I can not understand the determinant definition

Do you have any good source that provides a good explanation ?

the wikipedia page is actually pretty comprehensive

if its just about the intuition behind it then https://www.youtube.com/watch?v=Ip3X9LOh2dk&vl=en

the dude is pretty solid for that if you're willing to invest the time

the definition of the determinant is extremely technical

tbh the best you can do is the intuition of scaling and remember the important properties

it's probably a good idea to draw a parallelogram in the plane with one vertex on the origin and two points at (x_1, y_1) and (x_2, y_2) and find the area of the parallelogram in terms of these numbers just to get a glimpse of the connection first hand

If I have a matrix Af = b such that the k-th column of A is not independent of the rest of the columns of A, how do I prove that the k-th entry of f is non-zero?

My idea was to try to see what happens if the k-th eentry of f is 0

But I'm not getting anywhere

Oh and A is mxn

tehn in this case we know that the rank of A is at most m - 1

I don't think that what you're trying to prove is true.

If I understand correctly, then A = {{1, 1}, {0, 0}}, f = {{1}, {0}}, and b = {{1}, {0}} are such that Af = b, the second column is in the span of the first, but the second coordinate of f is 0.

Err sorry

That there is a solution that has f_k non-zero

Not necessarily that f_k is 0

Oh, I see.

i.e, for some fixed b

And some fixed A, whereby the k-th column of A is not LI of the rest of the columns of A

Well, I think I'd try the same thing you did. Set the k-th entry of f to 0.

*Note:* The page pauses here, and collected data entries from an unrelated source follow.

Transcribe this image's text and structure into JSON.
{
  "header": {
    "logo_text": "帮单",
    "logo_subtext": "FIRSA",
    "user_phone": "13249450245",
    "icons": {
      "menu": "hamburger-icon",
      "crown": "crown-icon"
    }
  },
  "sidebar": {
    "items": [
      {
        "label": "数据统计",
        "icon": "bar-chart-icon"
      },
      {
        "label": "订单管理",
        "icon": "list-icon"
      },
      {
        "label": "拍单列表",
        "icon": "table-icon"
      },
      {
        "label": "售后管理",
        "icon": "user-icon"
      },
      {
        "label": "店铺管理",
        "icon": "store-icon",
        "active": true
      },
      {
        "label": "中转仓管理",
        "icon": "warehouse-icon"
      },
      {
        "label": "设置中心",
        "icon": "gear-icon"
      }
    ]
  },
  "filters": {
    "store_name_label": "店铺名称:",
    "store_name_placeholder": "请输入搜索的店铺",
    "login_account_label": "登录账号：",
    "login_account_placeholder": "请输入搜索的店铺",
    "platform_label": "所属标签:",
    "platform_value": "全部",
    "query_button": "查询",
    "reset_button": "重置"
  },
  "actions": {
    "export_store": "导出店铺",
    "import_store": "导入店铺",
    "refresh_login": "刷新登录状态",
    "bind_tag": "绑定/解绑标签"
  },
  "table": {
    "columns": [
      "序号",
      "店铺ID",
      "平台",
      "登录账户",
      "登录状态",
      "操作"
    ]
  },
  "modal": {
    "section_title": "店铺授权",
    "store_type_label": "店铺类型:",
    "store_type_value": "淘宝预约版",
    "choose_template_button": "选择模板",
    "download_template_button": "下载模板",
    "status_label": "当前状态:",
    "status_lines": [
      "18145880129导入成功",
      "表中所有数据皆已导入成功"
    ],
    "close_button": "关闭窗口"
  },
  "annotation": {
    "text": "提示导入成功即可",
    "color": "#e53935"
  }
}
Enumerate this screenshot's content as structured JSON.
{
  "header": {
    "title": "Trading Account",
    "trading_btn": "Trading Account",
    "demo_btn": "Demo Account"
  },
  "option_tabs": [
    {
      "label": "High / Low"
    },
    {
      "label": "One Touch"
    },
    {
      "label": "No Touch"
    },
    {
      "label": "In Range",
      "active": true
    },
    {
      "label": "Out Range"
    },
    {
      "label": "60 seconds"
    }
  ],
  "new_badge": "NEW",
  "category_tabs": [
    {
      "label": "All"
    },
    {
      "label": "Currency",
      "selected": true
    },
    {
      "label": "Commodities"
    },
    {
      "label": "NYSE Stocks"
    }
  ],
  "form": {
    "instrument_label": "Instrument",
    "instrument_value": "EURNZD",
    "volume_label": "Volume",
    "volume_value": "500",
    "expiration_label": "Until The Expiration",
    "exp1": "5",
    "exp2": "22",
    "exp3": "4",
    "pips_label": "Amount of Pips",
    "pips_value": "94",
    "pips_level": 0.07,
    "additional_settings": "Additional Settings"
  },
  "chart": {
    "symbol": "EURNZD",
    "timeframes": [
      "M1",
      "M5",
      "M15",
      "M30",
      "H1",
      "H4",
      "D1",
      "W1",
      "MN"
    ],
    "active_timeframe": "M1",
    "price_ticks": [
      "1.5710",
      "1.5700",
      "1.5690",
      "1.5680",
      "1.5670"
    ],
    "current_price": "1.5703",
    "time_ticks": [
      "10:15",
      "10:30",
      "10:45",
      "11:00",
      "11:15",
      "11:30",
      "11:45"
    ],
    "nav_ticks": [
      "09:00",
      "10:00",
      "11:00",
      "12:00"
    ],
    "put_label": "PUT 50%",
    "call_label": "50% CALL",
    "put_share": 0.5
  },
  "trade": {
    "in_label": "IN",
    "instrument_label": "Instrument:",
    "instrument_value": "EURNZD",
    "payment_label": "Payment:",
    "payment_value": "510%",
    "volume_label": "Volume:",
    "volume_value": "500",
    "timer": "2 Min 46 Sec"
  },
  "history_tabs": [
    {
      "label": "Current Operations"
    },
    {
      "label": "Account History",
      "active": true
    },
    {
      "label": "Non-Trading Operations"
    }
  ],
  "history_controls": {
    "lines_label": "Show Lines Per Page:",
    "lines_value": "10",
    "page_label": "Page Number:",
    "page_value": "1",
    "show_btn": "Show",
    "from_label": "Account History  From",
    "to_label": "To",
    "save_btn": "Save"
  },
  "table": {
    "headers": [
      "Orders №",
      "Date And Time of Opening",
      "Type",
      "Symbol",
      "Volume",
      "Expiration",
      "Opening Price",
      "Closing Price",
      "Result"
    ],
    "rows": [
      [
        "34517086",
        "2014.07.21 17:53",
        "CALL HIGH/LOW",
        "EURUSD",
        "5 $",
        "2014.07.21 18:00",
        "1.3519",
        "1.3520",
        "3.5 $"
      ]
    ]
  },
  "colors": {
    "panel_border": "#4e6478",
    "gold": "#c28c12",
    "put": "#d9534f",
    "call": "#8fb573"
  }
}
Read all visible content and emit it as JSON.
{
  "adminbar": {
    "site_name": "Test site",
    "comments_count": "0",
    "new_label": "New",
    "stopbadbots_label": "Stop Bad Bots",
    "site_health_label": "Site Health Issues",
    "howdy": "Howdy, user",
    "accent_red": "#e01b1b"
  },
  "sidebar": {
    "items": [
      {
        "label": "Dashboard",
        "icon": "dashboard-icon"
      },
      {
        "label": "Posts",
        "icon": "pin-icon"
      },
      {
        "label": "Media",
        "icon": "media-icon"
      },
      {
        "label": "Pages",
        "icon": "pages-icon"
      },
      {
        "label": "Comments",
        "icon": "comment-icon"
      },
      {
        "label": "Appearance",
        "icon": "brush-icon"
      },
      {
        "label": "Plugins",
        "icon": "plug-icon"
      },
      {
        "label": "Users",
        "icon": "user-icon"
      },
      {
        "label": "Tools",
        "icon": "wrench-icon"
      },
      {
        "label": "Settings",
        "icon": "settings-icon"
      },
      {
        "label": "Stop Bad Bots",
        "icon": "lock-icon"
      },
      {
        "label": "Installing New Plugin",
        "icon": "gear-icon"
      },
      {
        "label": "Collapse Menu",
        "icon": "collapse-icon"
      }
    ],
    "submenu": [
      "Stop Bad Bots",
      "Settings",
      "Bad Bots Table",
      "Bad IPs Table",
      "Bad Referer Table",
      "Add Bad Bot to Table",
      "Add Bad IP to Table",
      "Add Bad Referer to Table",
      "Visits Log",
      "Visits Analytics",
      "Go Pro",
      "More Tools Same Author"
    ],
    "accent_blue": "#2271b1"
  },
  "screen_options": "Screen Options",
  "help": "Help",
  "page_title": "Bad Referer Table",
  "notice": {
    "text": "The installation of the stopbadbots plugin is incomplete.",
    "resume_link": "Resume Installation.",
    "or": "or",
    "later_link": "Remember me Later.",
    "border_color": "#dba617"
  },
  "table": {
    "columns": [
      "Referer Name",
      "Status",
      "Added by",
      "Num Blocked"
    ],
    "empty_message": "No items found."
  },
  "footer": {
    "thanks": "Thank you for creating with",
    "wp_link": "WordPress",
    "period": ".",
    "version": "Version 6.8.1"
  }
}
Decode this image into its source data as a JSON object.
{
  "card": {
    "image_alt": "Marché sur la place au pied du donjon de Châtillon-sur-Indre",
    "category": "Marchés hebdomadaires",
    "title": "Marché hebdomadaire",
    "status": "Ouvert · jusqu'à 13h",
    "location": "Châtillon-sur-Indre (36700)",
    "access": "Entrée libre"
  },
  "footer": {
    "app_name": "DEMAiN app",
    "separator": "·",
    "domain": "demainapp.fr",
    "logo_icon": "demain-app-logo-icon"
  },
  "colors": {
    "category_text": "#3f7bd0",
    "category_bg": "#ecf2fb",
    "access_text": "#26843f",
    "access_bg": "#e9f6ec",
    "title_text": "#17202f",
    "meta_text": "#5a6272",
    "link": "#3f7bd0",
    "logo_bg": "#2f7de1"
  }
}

It'd probably be easier if you write Af as a linear combination of the columns of A.

Yes

So we see tht

$Af = f_1A_1 + f_2A_2 + \cdots + f_kA_k + \cdots + f_nA_n = b$

Liria ^(;,;)^:

Oh

Oh wait because it's LI

We can wirte $A_k$ as a linear combination of $A_1 + cdots A_n$

Liria ^(;,;)^:

But I don't think that that helps us?

LI
You mean LD, but yeah.

It does help.

Like if we let $A_k = c_1A_1 + \cdots + c_nA_n$

Liria ^(;,;)^:

Sure.

Then we can rewrite $Af = f_1A_1 + \cdots + f_kA_k + \cdots + f_nA_n = (f_1 + c_1f_k)A_1 + \cdots + (f_n + c_nf_k)A_n$ right?

Liria ^(;,;)^:

Like the value of $f_k$ doesnt' really matter because you can make somethingg equivalent to $f_k$ by increasing each element of $f$ by $c_i$ right?

Liria ^(;,;)^:

What you're showing right now is that, whatever f_k is, there is a solution f such that f_k = 0.

Not saying it's wrong, but you're not proving what you want to prove.

Yea

Oooh wait

Ok we can go the other way around

We can decrease each element $f_i$ by $c_i$

Liria ^(;,;)^:

To go and recreate $f_k$?

Liria ^(;,;)^:

Yeah, pretty much.

Wait can I just sum them all up and say that $f_k = \sum c_i$ lol

Liria ^(;,;)^:

To reiterate, you'd start with $Af = f_1 A_1 + \dots + f_{k - 1} A_{k - 1} + f_{k + 1} A_{k + 1} + \dots + f_n A_n$ and end up with $Af = (f_1 - c_1) A_1 + \dots + (f_{k - 1} - c_{k - 1}) A_{k - 1} + A_k + (f_{k + 1} - c_{k + 1}) A_{k + 1} + \dots + (f_n - c_n) A_n$.

Red Herring:

Uh.

I'm not sure what you mean. Could you show your work?

Hrm

Well we have $f_kAk$ right? Not just 1Ak

Liria ^(;,;)^:

$A_k = c_1A_1 + \cdots + c_nA_n$.

Red Herring:

Yes

Oh wait sorry I'm doing it wrong

Ok I see what youre sayingg

Okie.

Thank you!

Wait one more question

"Consider a fixed b in R^m and Ax = b which is consistent. Prove that there is a feasible solution g such that at most m coordinates of g are non-zero"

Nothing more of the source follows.